Search for NXtomo(s), modify and resume processing#
H. Payno
Jan 09, 2024
15 min read
On this example we will see how to:
search for NXtomo(s)
modify the NXtomo
trigger downstream widgets
The script to search, modify and trigger downstream widget can be the first step of a workflow like
Hint
to edit the script double click on the widget.
search for NXtomo(s)#
It can be the first step of a workflow.
Python comes with the glob module which allow to find pathnames matching.
You can use it for example to research all files ending by .nx which is the expected file extentions of NXtomos.
Hint
for convenience on this example we will look everywhere at a given location using the ‘**’ pattern. But you can also search at a specific level / depth instead
from glob import glob
import os
files = glob(
os.path.join("/path/to/data/**", "*.nx"), # search for all .nx file under /path/to/data/
recursive=True,
)
print(files) # print files found to make sure this part works
Now all those files can contain zero, one or several NXtomo that we want to use. There is several ways to do this. The simplest is probably to use the tomwer scan factory. It can browse a file and deduce if an entry is an NXtomo or not.
Then we can add the foolowing lines on the script
from glob import glob
from tomwer.core.scan.scanfactory import ScanFactory
# retrieve all scans
scans = []
for file_ in files:
scans.extend(ScanFactory.create_scan_objects(file_))
# print found scans
print("found scans", [scan.get_identifier().short_description() for scan in scans])
Here is a concreate example of such a script and expected output
Modify NXtomo(s)#
Nox that we have a set of scan we can modify them is we like (meadata only for now). For this the simplest is to use the NXtomo library
We cannot use directly the scans from tomwer because the API doesn’t allow ‘direct persistent’ modification of the data.
Here for example we want to modify for each NXtomo the energy. For this we need to:
load the NXtomo
modify it
overwrite the NXtomo
For this we can append to the script the following:
from nxtomo.application.nxtomo import NXtomo
for scan in scans:
nx_tomo = NXtomo().load(scan.master_file, scan.entry)

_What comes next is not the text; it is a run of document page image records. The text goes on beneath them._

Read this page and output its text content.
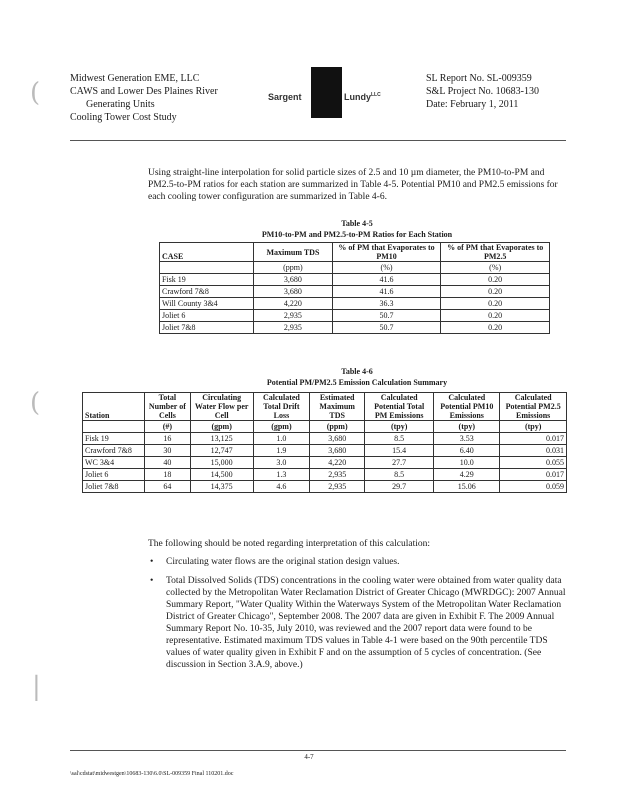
(
(
|
Midwest Generation EME, LLC
CAWS and Lower Des Plaines River
Generating Units
Cooling Tower Cost Study
Sargent	Lundy$^{LLC}$
SL Report No. SL-009359
S&L Project No. 10683-130
Date: February 1, 2011
Using straight-line interpolation for solid particle sizes of 2.5 and 10 µm diameter, the PM10-to-PM and PM2.5-to-PM ratios for each station are summarized in Table 4-5. Potential PM10 and PM2.5 emissions for each cooling tower configuration are summarized in Table 4-6.
Table 4-5
PM10-to-PM and PM2.5-to-PM Ratios for Each Station
CASE	Maximum TDS	% of PM that Evaporates to PM10	% of PM that Evaporates to PM2.5
	(ppm)	(%)	(%)
Fisk 19	3,680	41.6	0.20
Crawford 7&8	3,680	41.6	0.20
Will County 3&4	4,220	36.3	0.20
Joliet 6	2,935	50.7	0.20
Joliet 7&8	2,935	50.7	0.20
Table 4-6
Potential PM/PM2.5 Emission Calculation Summary
Station	Total Number of Cells	Circulating Water Flow per Cell	Calculated Total Drift Loss	Estimated Maximum TDS	Calculated Potential Total PM Emissions	Calculated Potential PM10 Emissions	Calculated Potential PM2.5 Emissions
	(#)	(gpm)	(gpm)	(ppm)	(tpy)	(tpy)	(tpy)
Fisk 19	16	13,125	1.0	3,680	8.5	3.53	0.017
Crawford 7&8	30	12,747	1.9	3,680	15.4	6.40	0.031
WC 3&4	40	15,000	3.0	4,220	27.7	10.0	0.055
Joliet 6	18	14,500	1.3	2,935	8.5	4.29	0.017
Joliet 7&8	64	14,375	4.6	2,935	29.7	15.06	0.059
The following should be noted regarding interpretation of this calculation:
• Circulating water flows are the original station design values.
• Total Dissolved Solids (TDS) concentrations in the cooling water were obtained from water quality data collected by the Metropolitan Water Reclamation District of Greater Chicago (MWRDGC): 2007 Annual Summary Report, "Water Quality Within the Waterways System of the Metropolitan Water Reclamation District of Greater Chicago", September 2008. The 2007 data are given in Exhibit F. The 2009 Annual Summary Report No. 10-35, July 2010, was reviewed and the 2007 report data were found to be representative. Estimated maximum TDS values in Table 4-1 were based on the 90th percentile TDS values of water quality given in Exhibit F and on the assumption of 5 cycles of concentration. (See discussion in Section 3.A.9, above.)
4-7
\sal\cdstat\midwestgen\10683-130\6.0\SL-009359 Final 110201.doc
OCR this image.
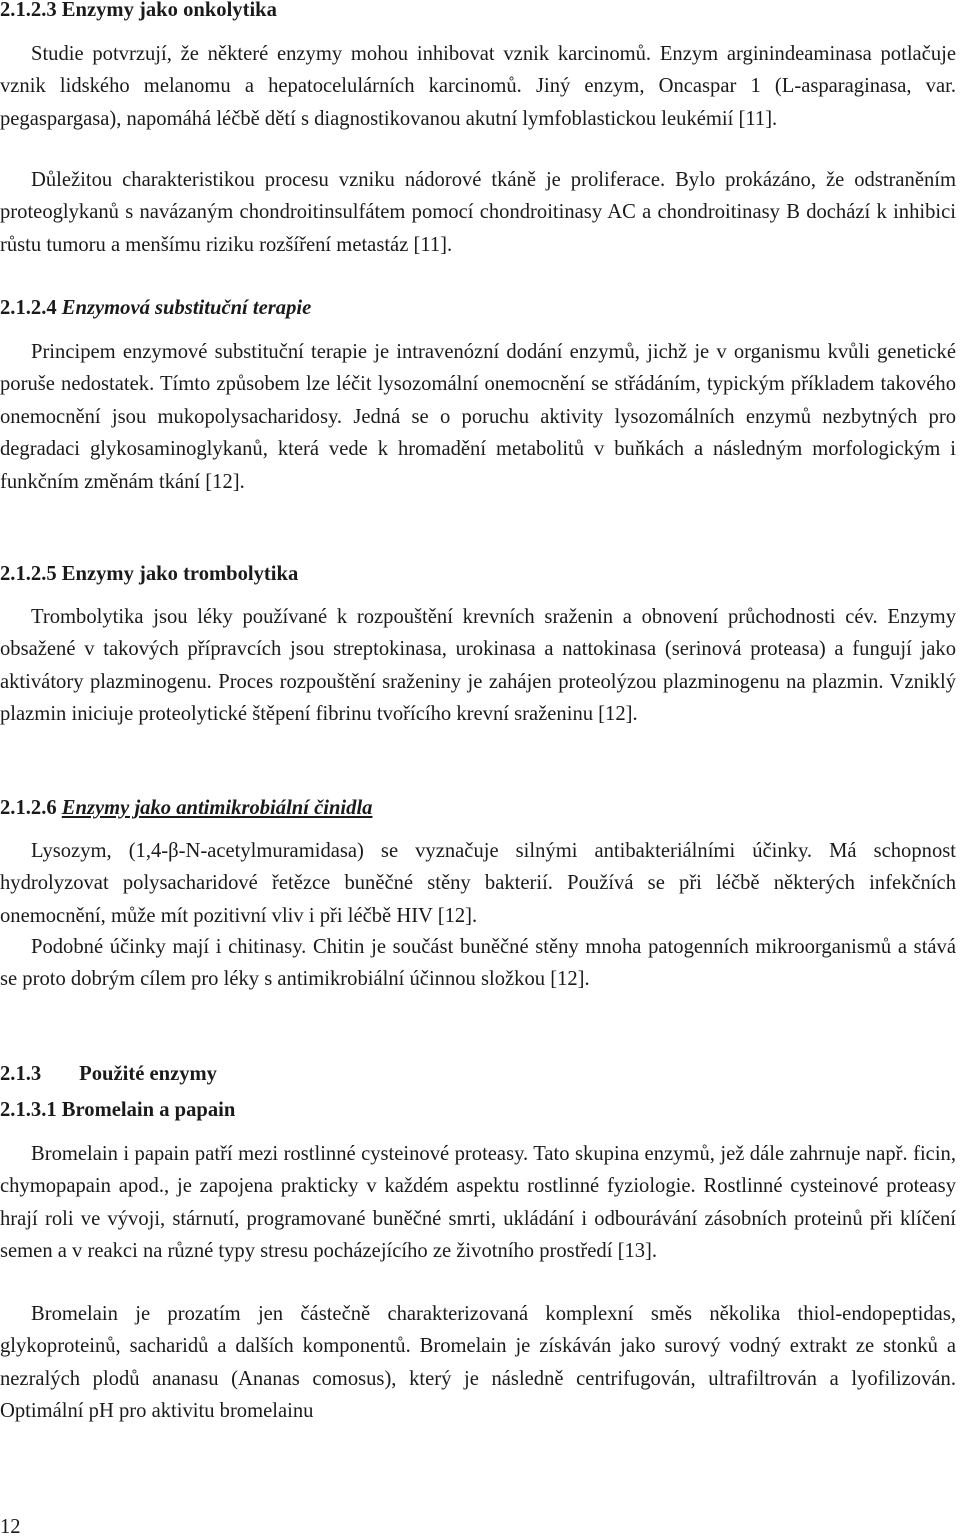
2.1.2.3 Enzymy jako onkolytika

Studie potvrzují, že některé enzymy mohou inhibovat vznik karcinomů. Enzym arginindeaminasa potlačuje vznik lidského melanomu a hepatocelulárních karcinomů. Jiný enzym, Oncaspar 1 (L-asparaginasa, var. pegaspargasa), napomáhá léčbě dětí s diagnostikovanou akutní lymfoblastickou leukémií [11].

Důležitou charakteristikou procesu vzniku nádorové tkáně je proliferace. Bylo prokázáno, že odstraněním proteoglykanů s navázaným chondroitinsulfátem pomocí chondroitinasy AC a chondroitinasy B dochází k inhibici růstu tumoru a menšímu riziku rozšíření metastáz [11].

2.1.2.4 Enzymová substituční terapie

Principem enzymové substituční terapie je intravenózní dodání enzymů, jichž je v organismu kvůli genetické poruše nedostatek. Tímto způsobem lze léčit lysozomální onemocnění se střádáním, typickým příkladem takového onemocnění jsou mukopolysacharidosy. Jedná se o poruchu aktivity lysozomálních enzymů nezbytných pro degradaci glykosaminoglykanů, která vede k hromadění metabolitů v buňkách a následným morfologickým i funkčním změnám tkání [12].

2.1.2.5 Enzymy jako trombolytika

Trombolytika jsou léky používané k rozpouštění krevních sraženin a obnovení průchodnosti cév. Enzymy obsažené v takových přípravcích jsou streptokinasa, urokinasa a nattokinasa (serinová proteasa) a fungují jako aktivátory plazminogenu. Proces rozpouštění sraženiny je zahájen proteolýzou plazminogenu na plazmin. Vzniklý plazmin iniciuje proteolytické štěpení fibrinu tvořícího krevní sraženinu [12].

2.1.2.6 Enzymy jako antimikrobiální činidla

Lysozym, (1,4-β-N-acetylmuramidasa) se vyznačuje silnými antibakteriálními účinky. Má schopnost hydrolyzovat polysacharidové řetězce buněčné stěny bakterií. Používá se při léčbě některých infekčních onemocnění, může mít pozitivní vliv i při léčbě HIV [12].

Podobné účinky mají i chitinasy. Chitin je součást buněčné stěny mnoha patogenních mikroorganismů a stává se proto dobrým cílem pro léky s antimikrobiální účinnou složkou [12].

2.1.3 Použité enzymy
2.1.3.1 Bromelain a papain

Bromelain i papain patří mezi rostlinné cysteinové proteasy. Tato skupina enzymů, jež dále zahrnuje např. ficin, chymopapain apod., je zapojena prakticky v každém aspektu rostlinné fyziologie. Rostlinné cysteinové proteasy hrají roli ve vývoji, stárnutí, programované buněčné smrti, ukládání i odbourávání zásobních proteinů při klíčení semen a v reakci na různé typy stresu pocházejícího ze životního prostředí [13].

Bromelain je prozatím jen částečně charakterizovaná komplexní směs několika thiol-endopeptidas, glykoproteinů, sacharidů a dalších komponentů. Bromelain je získáván jako surový vodný extrakt ze stonků a nezralých plodů ananasu (Ananas comosus), který je následně centrifugován, ultrafiltrován a lyofilizován. Optimální pH pro aktivitu bromelainu

12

# then we can now modified the field we like
nx_tomo.energy = new_value
nx_tomo.save(
file_path=scan.entry,
data_path="entry",
overwrite=True,
)
# scan.clear_caches() # clear caches of the tomwer scan object. See caution at the bottom
See also
A tutorial explaining how to edit NXtomo can be found here: https://tomotools.gitlab-pages.esrf.fr/nxtomo/tutorials/nx_tomo_tutorial.html#edit-an-NXtomo
Resume processing / trigger downstream widgets#
Now that the NXtomo are modified we can provide this to the next widgets. For this we can define an output variable at the end of the script. In this example we want to provide a list of scan so we must define out_tomo_objs.
out_tomo_objs = scans
As much of the widgets expect a single scan object we will also need to add an instance of ‘tomo objs hub’ to the workflow to ‘split’ the list to a serie of ‘data’/’scan’ object and ensure a smooth processing.
Warning
out_tomo_obj vs out_tomo_objs
You cannot set several time out_tomo_obj in a for loop. As output variable resolution is done only at the end. In this case it will trigger downstream widgets only once with the last value set.
Caution
Tomwer scan object caches
In this example we are not loading parameters from the scan object. But for example if we add a call to scan.energy before modifying the value it will be kept in the object cache. So when you modify a scan and reuse an existing scan object the safer usually is to clear caches. using the clear_caches() function.
Example with a workflow after#
Here it can be an example of processing after NXtomo search and edition that could be trigger. In this case it will build a volume for each scan.
Warning
GUI freeze
The python script will be executed in the main Qt thread. As a consequence during it execution the GUI will not be responsive. So if your processing is heavy you might experience some gui freezing.